Country India’s largest lender State Bank of India has increased the ‘marginal cost of funds-based lending rate’ (MCLR) by 0.1 percent for all tenures. This decision of the State Bank of India has made most consumer loans expensive. The country’s largest public sector bank has increased interest rates for the third consecutive time. According to information from the website of the State Bank of India, the standard MCLR for a period of one year has now been increased to 8.95 percent, which was earlier 8.85 percent.
Customers will have to pay more EMI than before
Let us tell you that MCLR is the minimum interest rate below which banks cannot give loans and MCLR also reflects the trend of borrowing cost of banks. Apart from this, it is used in the valuation of most consumer loans like motor vehicle loans, home loans and personal loans. With this increase, customers taking loans from State Bank of India will now have to pay more EMI than before.

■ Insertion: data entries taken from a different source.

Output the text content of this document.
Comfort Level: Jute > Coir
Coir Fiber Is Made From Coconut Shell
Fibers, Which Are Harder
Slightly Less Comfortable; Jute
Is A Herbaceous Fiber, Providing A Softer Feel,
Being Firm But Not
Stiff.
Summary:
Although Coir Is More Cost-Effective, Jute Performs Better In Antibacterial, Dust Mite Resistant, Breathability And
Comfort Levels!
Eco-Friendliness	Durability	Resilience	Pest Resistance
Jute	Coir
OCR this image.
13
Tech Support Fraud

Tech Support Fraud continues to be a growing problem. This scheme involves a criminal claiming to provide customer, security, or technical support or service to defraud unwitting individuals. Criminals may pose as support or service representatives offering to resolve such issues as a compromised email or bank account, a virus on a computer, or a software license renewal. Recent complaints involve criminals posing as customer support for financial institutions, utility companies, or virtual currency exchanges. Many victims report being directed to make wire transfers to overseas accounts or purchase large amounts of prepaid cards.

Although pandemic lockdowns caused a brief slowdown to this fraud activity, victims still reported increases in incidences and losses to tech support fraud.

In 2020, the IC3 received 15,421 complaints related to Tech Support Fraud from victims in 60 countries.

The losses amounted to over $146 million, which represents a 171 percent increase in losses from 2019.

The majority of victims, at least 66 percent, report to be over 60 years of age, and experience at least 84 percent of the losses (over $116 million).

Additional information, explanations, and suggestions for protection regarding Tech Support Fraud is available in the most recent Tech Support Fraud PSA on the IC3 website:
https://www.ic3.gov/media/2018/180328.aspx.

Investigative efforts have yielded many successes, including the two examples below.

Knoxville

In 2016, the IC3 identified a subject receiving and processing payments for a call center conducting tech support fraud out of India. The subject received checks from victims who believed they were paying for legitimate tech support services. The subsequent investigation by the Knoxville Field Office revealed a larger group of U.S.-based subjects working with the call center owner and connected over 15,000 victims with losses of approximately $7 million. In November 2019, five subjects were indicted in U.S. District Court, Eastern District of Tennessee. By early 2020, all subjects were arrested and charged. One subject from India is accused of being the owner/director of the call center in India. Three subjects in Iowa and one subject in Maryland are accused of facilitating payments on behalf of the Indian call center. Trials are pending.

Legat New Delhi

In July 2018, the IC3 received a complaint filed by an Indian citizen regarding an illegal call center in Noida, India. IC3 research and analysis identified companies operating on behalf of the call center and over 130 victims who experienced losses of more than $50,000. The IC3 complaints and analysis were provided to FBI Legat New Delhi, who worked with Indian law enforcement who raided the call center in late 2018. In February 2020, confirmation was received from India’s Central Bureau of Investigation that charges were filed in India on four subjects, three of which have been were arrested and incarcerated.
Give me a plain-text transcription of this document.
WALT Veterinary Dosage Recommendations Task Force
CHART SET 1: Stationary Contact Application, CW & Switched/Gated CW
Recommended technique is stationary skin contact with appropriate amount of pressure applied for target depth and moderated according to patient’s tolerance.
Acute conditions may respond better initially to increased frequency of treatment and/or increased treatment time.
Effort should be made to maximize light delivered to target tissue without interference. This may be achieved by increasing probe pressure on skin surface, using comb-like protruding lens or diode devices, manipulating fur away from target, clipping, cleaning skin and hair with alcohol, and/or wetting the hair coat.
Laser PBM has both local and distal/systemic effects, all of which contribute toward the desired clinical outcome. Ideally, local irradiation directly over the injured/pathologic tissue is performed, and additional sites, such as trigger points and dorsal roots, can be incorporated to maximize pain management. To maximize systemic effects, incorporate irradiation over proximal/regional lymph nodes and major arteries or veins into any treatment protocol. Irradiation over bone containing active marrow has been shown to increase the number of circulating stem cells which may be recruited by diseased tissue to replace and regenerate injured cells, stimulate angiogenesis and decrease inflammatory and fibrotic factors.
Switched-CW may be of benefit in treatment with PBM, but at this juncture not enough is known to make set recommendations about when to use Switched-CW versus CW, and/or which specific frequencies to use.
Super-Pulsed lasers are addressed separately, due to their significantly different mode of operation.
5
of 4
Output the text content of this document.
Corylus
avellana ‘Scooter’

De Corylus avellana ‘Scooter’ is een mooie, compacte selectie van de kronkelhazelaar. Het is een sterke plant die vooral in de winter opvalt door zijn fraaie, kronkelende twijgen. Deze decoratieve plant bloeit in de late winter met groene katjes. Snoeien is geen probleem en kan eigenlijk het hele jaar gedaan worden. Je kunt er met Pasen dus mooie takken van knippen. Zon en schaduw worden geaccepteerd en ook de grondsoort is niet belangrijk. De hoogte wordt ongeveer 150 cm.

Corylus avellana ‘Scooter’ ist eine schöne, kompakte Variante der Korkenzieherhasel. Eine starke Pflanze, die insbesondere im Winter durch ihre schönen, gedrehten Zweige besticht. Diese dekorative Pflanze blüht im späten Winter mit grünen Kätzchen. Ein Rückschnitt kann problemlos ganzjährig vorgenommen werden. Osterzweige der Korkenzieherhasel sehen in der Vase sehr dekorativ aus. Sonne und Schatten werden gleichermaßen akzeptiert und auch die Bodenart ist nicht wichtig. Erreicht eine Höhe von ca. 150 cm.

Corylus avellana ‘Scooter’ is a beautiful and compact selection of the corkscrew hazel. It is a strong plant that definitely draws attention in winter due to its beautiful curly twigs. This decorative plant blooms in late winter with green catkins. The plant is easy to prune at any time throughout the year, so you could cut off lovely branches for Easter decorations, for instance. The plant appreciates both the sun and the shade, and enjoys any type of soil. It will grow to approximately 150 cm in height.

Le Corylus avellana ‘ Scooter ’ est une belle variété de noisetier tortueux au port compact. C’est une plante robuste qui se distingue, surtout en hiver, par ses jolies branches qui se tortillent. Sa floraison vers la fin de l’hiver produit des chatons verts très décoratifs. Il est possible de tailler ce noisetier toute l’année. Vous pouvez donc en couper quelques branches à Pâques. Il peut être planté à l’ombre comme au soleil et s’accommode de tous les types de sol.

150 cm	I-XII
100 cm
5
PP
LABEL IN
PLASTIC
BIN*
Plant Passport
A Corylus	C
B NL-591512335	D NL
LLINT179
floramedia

Increase in interest rates across all tenures
After the latest hike, State Bank of India will charge customers 9.10 percent interest for 3 years and 9.05 percent for two years. Apart from this, interest rates for one month, three months and six months will be in the range of 8.45 to 8.85 percent.
New interest rates have been implemented from August 15
Apart from this, the MCLR for the overnight period offered by the bank has been increased from 8.10 percent to 8.20 percent. The new interest rates have been implemented from August 15, 2024. This increase in interest rates has been done at a time when just a few days ago, the Reserve Bank of India (RBI) had kept the repo rate unchanged at 6.5 percent for the ninth consecutive time earlier this month.